Franz Marc, Cavallo limone e bue di fuoco del principe Jussuf. China, acquerello, inchiostro da stampa. Cartolina a Else Lasker-Schüler del 9 marzo 1913.

100 anni fa, il 4 marzo 1916, moriva a Verdun, sul fronte occidentale, Franz Marc. Voglio ricordarlo con qualche riga tratta dal carteggio con Else Lasker-Schüler. Un libro a me tra i più cari, che possiedo nell’originale in lingua tedesca. La traduzione italiana, del 1991, è attualmente pressoché introvabile.

Negli anni tra il 1912 e il 1914, l’artista Else Lasker-Schüler, poetessa e autrice di originali disegni, e il pittore Franz Marc, tra i fondatori del Blauer Reiter, ebbero una corrispondenza che si caratterizza per il continuo ricorso a due linguaggi diversi: quello verbale e quello figurativo. C’è un gioco di rimandi a personaggi storici, mitologici e biblici nella corrispondenza, cartoline, lettere e biglietti corredati di illustrazioni originali del pittore e della poetessa.  “Jussuf Prinz von Theben”, Jussuf principe di Tebe, si firmava Else Lasker-Schüler nelle lettere e nelle cartoline inviate a Franz Marc (“mein lieber wundervoller blauer Reiter”, “mio caro prodigioso cavaliere azzurro”, lo chiamava) e alla moglie di lui, Maria. Ne L’arte della fuga Angelo Maria Ripellino scrive, a proposito delle cartoline illustrate che Marc invia a Lasker-Schüler: «quadretti con raffigurazioni di animali, resi con pura forma ritmica, compenetrazione di colori e incantata, tenera, poesia.»

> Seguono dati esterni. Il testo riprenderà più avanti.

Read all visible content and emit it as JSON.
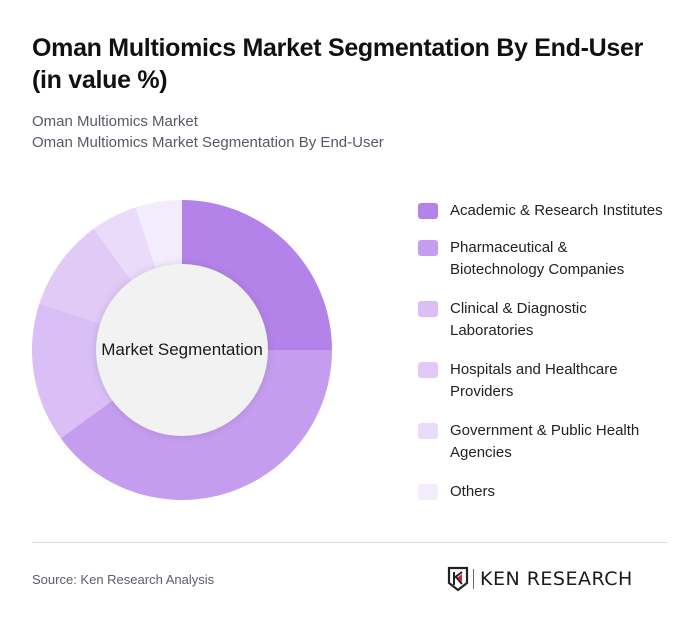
{
  "header": {
    "title": "Oman Multiomics Market Segmentation By End-User (in value %)",
    "subtitle_1": "Oman Multiomics Market",
    "subtitle_2": "Oman Multiomics Market Segmentation By End-User"
  },
  "chart": {
    "center_label": "Market Segmentation"
  },
  "legend": [
    {
      "label": "Academic & Research Institutes",
      "color": "#b483e9"
    },
    {
      "label": "Pharmaceutical & Biotechnology Companies",
      "color": "#c59dee"
    },
    {
      "label": "Clinical & Diagnostic Laboratories",
      "color": "#d9bff5"
    },
    {
      "label": "Hospitals and Healthcare Providers",
      "color": "#e1cbf6"
    },
    {
      "label": "Government & Public Health Agencies",
      "color": "#eadbfa"
    },
    {
      "label": "Others",
      "color": "#f3ecfc"
    }
  ],
  "footer": {
    "source": "Source: Ken Research Analysis",
    "logo_text": "KEN RESEARCH"
  },
  "chart_data": {
    "type": "pie",
    "title": "Oman Multiomics Market Segmentation By End-User (in value %)",
    "center_label": "Market Segmentation",
    "categories": [
      "Academic & Research Institutes",
      "Pharmaceutical & Biotechnology Companies",
      "Clinical & Diagnostic Laboratories",
      "Hospitals and Healthcare Providers",
      "Government & Public Health Agencies",
      "Others"
    ],
    "values": [
      25,
      40,
      15,
      10,
      5,
      5
    ],
    "colors": [
      "#b483e9",
      "#c59dee",
      "#d9bff5",
      "#e1cbf6",
      "#eadbfa",
      "#f3ecfc"
    ],
    "donut": true,
    "legend_position": "right"
  }
}
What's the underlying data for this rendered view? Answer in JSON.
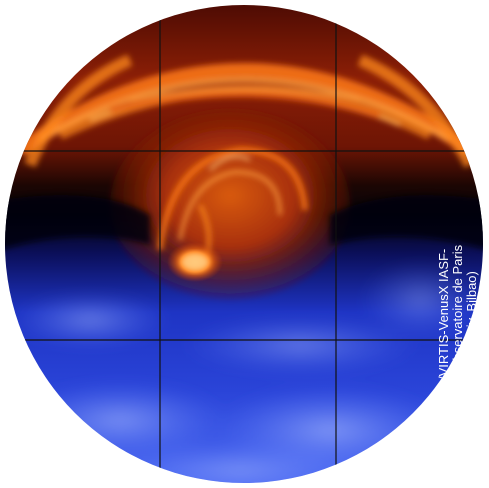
{
  "image": {
    "subject": "venus-south-polar-vortex-mosaic",
    "credit_lines": [
      "ESA/VIRTIS-VenusX IASF-",
      "INAF, Observatoire de Paris",
      "(R.Hueso, Univ. Bilbao)"
    ]
  },
  "colors": {
    "background": "#ffffff",
    "orange_bright": "#ff8a1c",
    "orange_deep": "#c23c0a",
    "dark_red": "#5a0c04",
    "night_band": "#05030a",
    "blue_deep": "#1a2cc8",
    "blue_light": "#5d7dff",
    "grid_line": "#111111"
  }
}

Ecco quello che scrivono Franz e Maria Marc il 9 marzo 1913 a Else Lasker-Schüler:

Zitronenpferd und Feuerochse des Prinzen Jussuff [sic!]

M.

[Sindelsdorf, 9. März 1913, Sonntag.]

Lieber guter Prinz, Es war lieb von Dir, unsrer Mutter zu schreiben, sie hat sich sehr gefreut.

In unser Schlafzimmern flimmern so viel Sterne herein, daß wir kein Sternennachtlichtlein anzuzünden brauchen, so sind wir die Glücklicheren! Wir freuen uns auf die Märzbriefe, wir haben sie uns schon bestellt. Einen Kuß von Deinen blauen Kindern.

Aus: Else Lasker-Schüler – Franz Marc, Mein lieber wundervoller blauer Reiter. Privater Briefwechsel, Artemis & Winkler 1998, 56

Cavallo limone e bue di fuoco del principe Jussuff [sic!]

M.

[Sindelsdorf, 9 marzo 1913, domenica.]

Caro buon principe, è stato carino da parte tua scrivere a nostra madre; se ne è rallegrata molto.

Nella nostra camera entrano, pulsando,  così tante stelle, che non abbiamo più bisogno di accendere lumini da notte stella, così siamo noi, se vogliamo metterci a paragone, quelli più felici! Non vediamo l’ora di ricevere le lettere di marzo, ce le siamo già prenotate. Un bacio dai tuoi bambini azzurri.

(traduzione di Anna Maria Curci)

Quando morì Franz Marc, Else Lasker-Schüler scrisse queste parole:

Der blaue Reiter ist gefallen, ein Großbiblischer, an dem der Duft Edens hing. Über die Landschaft warf er einen blauen Schatten. Er war der, welcher die Tiere noch reden hörte; und er verklärte ihre unverstandenen Seelen.
Immer erinnerte mich der blaue Reiter aus dem Kriege daran: es genügt nicht alleine, zu den Menschen gütig zu sein, und was du namentlich an den Pferden, da sie unbeschreiblich auf dem Schlachtfeld leiden müssen, Gutes tust, tust du mir.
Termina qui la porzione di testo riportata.